Dear Readers:
Not since Dr. Ink stunned the media world with his mysterious persona has there been as sensational a debut as the one perpetrated by a brave new talent, Buff Bookman. His recent review of “The Arithmetic of Life and Death” has made all other online reviewers read like a minister’s wife at a Sunday school picnic.
Buff is rough, tough, and he’s got the stuff. So Dr. Ink is proud to present his protégé for another round of hangin’ and bangin’ with the big boys. Take it away, Buffster.
Four biceps out of fiveThanks, Doc. Back atcha, bro. Today’s review is of a work Doc found in the bookstore of the Smithsonian museum of American history. It’s called “The Great Lost Photographs of Eddie Rocco.” Published by Kicks Books in 1997, it has a foreword and commentary by Miriam Linna. Buff bought it for $7.98. At that price he gives it four biceps out of five.
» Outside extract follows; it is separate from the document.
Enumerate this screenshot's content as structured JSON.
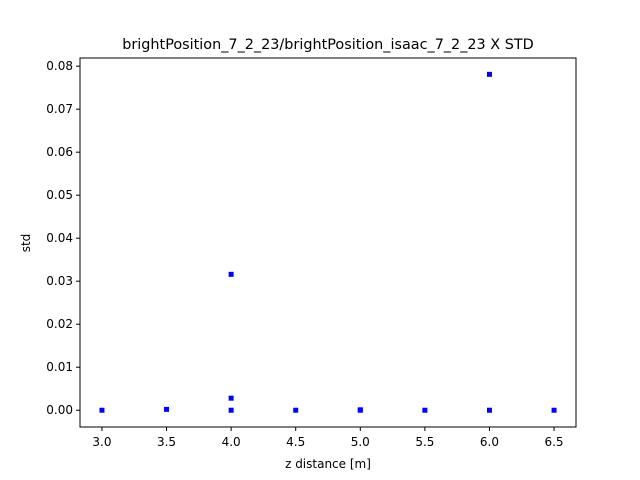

What first attracted Buff to this book was the image on the back cover, a photo of rock legend Roy Orbison holding a golf club on a practice green, dressed, as usual, in black and wearing those ferocious shades. The juxtaposition was mind-bending. And how’s this for promo text: “Oh my! All mayhem is upon us as Kicks Magazine swings forth with their luscious premier Rock n’ Roll Photo Album, a bulging portfolio of kaboomin’ Kicks faves snapped by the legendary Eddie Rocco, rovin’ rhythm Rolleimeister who swung with hipsters from the Treniers, Ruth Brown, Johnny Otis, Jackie Wilson, Jan & Dean, Dion, and Roy Orbison to the Byrds, Bob Dylan, the Beach Boys, and the Yardbirds … plus of course, Kicks icon, Esquerita! Presented here for the first time, in luxurious duotone splendor, is a glorious glimpse of rockin’ Rocco’s best –- images as pounding as the sounds he snapped.” Wow.
After a brief career playing bit parts in movies, Eddie Rocco began a career as a Hollywood photographer, specializing in the rhythm and blues scene of the 1950s. Buff has rarely seen still photographs with the visual energy of a motion picture, but Rocco’s photos of The Treniers performing at Club Oasis in LA almost drags you onto the dance floor to jump and jive with those breathtaking performers.
The Treniers at Club Oasis.
Eventually, Rocco’s work would come to the attention of Charlton Publications, a house that specialized in printing lyrics of popular music along with photos of the stars. Founded in 1931, Charlton produced a series of popular music magazines, “which provided beat-happy boppers of all ethnicities with information on R&B musicians, songwriters, and disc jockeys.”
Although Rocco’s photos of popular white bands in the 1960s may attract some fans, it is his earlier work capturing black artists that should be of special interest to journalists, especially those trying to understand the importance of diversity. In spite of its reputation for mass-producing pulp fiction and comic books, Charlton Publications, writes Miriam Linna, “has long gone unlauded for pioneering true racial integration in mass market magazines at a time when other teen periodicals remained safely segregated.”
Rocco was no Pat Boone, exploiting and whitewashing black creativity. Instead, he and his camera were telling the untold story of the evolution of black music beyond the borders of a black audience. A photograph of Dinah Washington shows the blues diva performing at the Oasis Club before a thoroughly integrated audience. It’s a startling image, almost utopian.
Dinah Washington at the Club Oasis.
Why journalists would like this book:
• Eddie Rocco was clearly a white man with soul, a man thoroughly comfortable with people of another race, a photojournalist with a vision that saw beyond the narrow boundaries of ethnicity.
• Rocco’s work demonstrates the ways in which creative artists can present, even in marginal publications, truths that may be un-presentable in the mainstream press.
• Rocco, who helped discover blonde bombshell Jayne Mansfield, shows how seemingly trivial content about popular culture can reveal profound truths about tolerance and community.
Buff out. See ya’. Wouldn’t want to be ya’.